Slittata la firma del Mercosur, esulta Coldiretti: “Il rinvio è una vittoria degli agricoltori”

manifestazione agricoltori Coldiretti a Bruxelles 18 dic 2025 – CDRE

Su richiesta in particolare di Italia e Francia, è stata rinviata quantomeno a gennaio la firma dell’accordo tra Unione Europea e Mercosur, il patto commerciale con il mercato comune sudamericano di cui fanno parte Argentina, Bolivia, Brasile, Paraguay e Uruguay.

“È una vittoria di tutti gli agricoltori”, ha esultato la Coldiretti: “Abbiamo portato avanti in questi mesi un lavoro a tutti i livelli, italiano e comunitario, per denunciare gli enormi rischi connessi alla firma di un’intesa priva di garanzie per le aziende agricole e per la salute stessa dei cittadini consumatori”, hanno sottolineato Ettore Prandini e Vincenzo Gesmundo, rispettivamente presidente e segretario generale dell’associazione.

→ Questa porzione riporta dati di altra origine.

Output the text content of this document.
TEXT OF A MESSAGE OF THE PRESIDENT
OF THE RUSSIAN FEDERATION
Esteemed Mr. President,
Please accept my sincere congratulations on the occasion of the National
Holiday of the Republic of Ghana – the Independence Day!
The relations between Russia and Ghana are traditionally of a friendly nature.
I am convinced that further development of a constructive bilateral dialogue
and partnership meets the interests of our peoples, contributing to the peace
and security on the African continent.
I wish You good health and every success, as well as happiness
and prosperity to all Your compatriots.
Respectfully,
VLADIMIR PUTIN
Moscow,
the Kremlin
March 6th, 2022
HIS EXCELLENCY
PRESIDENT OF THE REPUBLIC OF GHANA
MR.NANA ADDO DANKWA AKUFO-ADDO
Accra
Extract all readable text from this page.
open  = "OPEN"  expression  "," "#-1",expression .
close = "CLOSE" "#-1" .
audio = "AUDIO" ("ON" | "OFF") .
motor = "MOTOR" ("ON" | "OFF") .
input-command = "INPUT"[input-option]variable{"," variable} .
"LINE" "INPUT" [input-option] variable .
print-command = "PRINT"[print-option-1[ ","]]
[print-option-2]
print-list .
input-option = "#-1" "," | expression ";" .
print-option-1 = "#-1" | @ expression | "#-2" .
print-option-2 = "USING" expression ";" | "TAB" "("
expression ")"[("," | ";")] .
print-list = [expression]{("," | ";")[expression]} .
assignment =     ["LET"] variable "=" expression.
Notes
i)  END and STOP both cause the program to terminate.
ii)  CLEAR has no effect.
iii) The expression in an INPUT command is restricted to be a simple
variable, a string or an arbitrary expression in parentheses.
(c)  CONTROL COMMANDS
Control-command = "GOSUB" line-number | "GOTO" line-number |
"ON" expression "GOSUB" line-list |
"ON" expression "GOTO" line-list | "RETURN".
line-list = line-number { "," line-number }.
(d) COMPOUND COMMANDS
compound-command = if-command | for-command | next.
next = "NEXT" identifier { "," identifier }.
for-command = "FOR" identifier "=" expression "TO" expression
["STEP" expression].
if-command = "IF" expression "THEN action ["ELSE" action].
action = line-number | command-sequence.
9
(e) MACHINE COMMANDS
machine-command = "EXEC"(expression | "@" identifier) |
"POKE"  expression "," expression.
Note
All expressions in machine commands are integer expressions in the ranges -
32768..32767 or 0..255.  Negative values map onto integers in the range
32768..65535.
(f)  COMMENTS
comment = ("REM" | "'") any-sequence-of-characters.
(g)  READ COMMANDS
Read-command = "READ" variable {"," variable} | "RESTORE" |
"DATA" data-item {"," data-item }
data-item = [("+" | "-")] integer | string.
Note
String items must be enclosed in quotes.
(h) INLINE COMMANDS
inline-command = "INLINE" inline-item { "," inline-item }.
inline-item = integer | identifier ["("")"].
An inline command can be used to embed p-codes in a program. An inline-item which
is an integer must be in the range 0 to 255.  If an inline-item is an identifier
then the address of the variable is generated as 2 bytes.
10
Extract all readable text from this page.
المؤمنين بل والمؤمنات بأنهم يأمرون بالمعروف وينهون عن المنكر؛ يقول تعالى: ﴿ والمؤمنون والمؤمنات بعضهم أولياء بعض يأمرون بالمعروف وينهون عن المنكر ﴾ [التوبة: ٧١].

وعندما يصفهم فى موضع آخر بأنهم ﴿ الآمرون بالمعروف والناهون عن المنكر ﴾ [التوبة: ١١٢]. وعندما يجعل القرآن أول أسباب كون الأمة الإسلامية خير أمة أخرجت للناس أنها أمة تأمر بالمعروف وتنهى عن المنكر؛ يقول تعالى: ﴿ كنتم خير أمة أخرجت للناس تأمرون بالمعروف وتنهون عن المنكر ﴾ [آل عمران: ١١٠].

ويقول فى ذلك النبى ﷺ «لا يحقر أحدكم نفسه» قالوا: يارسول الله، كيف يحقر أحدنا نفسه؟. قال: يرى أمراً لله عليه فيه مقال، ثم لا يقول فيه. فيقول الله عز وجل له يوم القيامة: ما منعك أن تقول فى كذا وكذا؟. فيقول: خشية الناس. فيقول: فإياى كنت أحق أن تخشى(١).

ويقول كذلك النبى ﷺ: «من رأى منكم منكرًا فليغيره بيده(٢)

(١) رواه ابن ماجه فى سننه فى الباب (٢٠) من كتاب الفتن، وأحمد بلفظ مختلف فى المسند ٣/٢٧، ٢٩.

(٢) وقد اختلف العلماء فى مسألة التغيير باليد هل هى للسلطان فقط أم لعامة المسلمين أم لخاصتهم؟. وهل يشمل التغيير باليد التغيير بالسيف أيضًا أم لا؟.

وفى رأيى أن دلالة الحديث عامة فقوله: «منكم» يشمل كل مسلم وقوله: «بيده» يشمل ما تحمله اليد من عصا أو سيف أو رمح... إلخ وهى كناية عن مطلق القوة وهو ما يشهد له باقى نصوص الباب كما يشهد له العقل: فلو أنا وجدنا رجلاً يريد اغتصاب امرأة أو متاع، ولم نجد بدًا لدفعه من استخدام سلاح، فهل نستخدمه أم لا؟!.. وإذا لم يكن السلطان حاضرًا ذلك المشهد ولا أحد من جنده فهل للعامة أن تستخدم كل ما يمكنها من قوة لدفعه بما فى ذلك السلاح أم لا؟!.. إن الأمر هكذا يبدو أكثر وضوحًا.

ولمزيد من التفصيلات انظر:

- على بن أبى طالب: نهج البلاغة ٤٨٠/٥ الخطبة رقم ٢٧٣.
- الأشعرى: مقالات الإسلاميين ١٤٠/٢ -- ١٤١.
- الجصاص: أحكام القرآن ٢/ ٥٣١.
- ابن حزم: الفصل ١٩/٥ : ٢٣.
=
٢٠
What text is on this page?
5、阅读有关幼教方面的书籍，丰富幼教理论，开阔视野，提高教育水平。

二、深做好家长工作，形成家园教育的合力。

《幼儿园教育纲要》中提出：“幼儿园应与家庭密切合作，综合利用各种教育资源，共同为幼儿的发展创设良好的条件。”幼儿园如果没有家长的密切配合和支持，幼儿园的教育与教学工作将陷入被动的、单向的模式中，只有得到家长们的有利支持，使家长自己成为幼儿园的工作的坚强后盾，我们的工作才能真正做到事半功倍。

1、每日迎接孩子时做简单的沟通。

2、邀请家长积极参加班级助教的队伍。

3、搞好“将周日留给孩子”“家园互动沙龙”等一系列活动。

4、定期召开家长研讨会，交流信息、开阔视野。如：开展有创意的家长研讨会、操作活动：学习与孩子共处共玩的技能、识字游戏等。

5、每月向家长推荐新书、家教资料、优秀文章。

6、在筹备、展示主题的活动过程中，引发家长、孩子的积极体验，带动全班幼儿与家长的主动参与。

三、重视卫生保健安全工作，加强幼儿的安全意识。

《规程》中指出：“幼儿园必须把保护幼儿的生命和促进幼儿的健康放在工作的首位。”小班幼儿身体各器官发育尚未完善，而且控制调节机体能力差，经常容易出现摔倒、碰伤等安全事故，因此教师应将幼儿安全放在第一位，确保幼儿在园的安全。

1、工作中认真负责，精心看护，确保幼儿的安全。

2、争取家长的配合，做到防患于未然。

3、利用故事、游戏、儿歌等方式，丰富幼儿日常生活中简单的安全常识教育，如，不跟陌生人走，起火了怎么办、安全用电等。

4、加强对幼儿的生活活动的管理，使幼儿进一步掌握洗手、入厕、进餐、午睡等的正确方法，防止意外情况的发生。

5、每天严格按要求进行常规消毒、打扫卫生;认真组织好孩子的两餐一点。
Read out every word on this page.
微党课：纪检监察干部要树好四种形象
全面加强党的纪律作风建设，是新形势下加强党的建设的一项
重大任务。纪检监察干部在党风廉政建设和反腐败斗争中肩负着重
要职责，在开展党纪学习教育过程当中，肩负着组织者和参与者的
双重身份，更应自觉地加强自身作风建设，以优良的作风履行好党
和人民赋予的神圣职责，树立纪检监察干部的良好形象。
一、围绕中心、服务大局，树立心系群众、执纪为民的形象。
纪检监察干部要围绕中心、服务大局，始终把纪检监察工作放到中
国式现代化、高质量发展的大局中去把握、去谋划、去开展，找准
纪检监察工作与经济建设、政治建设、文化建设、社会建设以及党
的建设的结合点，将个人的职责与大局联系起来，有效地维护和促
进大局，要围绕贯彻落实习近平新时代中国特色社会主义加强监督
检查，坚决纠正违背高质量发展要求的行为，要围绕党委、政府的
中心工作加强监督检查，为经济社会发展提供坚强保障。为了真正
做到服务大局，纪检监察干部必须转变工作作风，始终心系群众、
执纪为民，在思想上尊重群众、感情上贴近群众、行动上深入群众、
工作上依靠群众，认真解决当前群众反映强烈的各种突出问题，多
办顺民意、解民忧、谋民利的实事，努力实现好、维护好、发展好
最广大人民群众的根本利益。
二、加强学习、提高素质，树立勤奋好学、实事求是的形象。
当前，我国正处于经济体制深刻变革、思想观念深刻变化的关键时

“Davanti alle follie di von der Leyen e alla sordità dei commissari che abbiamo incontrato in queste ore, fin dal primo momento abbiamo sostenuto che l’unico argine potesse essere rappresentato dai capi di Stato e di governo. Diamo dunque merito al governo italiano e alla rappresentanza francese di essersi battuti per far valere le ragioni degli agricoltori, contro l’opposizione della Commissione e di tutti gli altri Paesi che spingevano per la firma immediata”.

L’obiettivo, ha spiegato Coldiretti, “è ora quello di correggere le evidenti storture dell’intesa, affermando con forza il principio di reciprocità e rafforzando i controlli, senza i quali si apre la porta alla concorrenza sleale ai danni degli agricoltori europei, sacrificati sull’altare di altri interessi commerciali, senza dimenticare i pericoli per la salute dei consumatori. Il rinvio del Mercosur è una prima scelta giusta: ora serve un cambio di passo sul bilancio post-2028 che oggi penalizza in maniera inaccettabile gli agricoltori”.

L’accordo in questione, secondo Coldiretti, “ignora completamente” le discrepanze negli standard produttivi tra Europa e Mercosur: “Nei campi sudamericani si usano ancora ampiamente sostanze bandite da anni in Ue, da fungicidi a insetticidi fino a erbicidi: in Brasile il 30% dei prodotti chimici è vietato nel Vecchio continente. Non mancano criticità ambientali, in primis la deforestazione, e violazioni dei diritti dei lavoratori”.

Mentre l’export europeo punta in particolare su beni industriali (macchinari, chimico-farmaceutico), dalle Americhe arrivano in Europa soprattutto materie prime agricole ed energetiche, favorite dall’abolizione dei dazi: nei primi dieci mesi del 2025, le importazioni dal Mercosur in Italia sono salite del 17% rispetto al 2024, sfiorando i 3 miliardi di euro, mentre l’export italiano verso il Mercosur è sceso del 3%.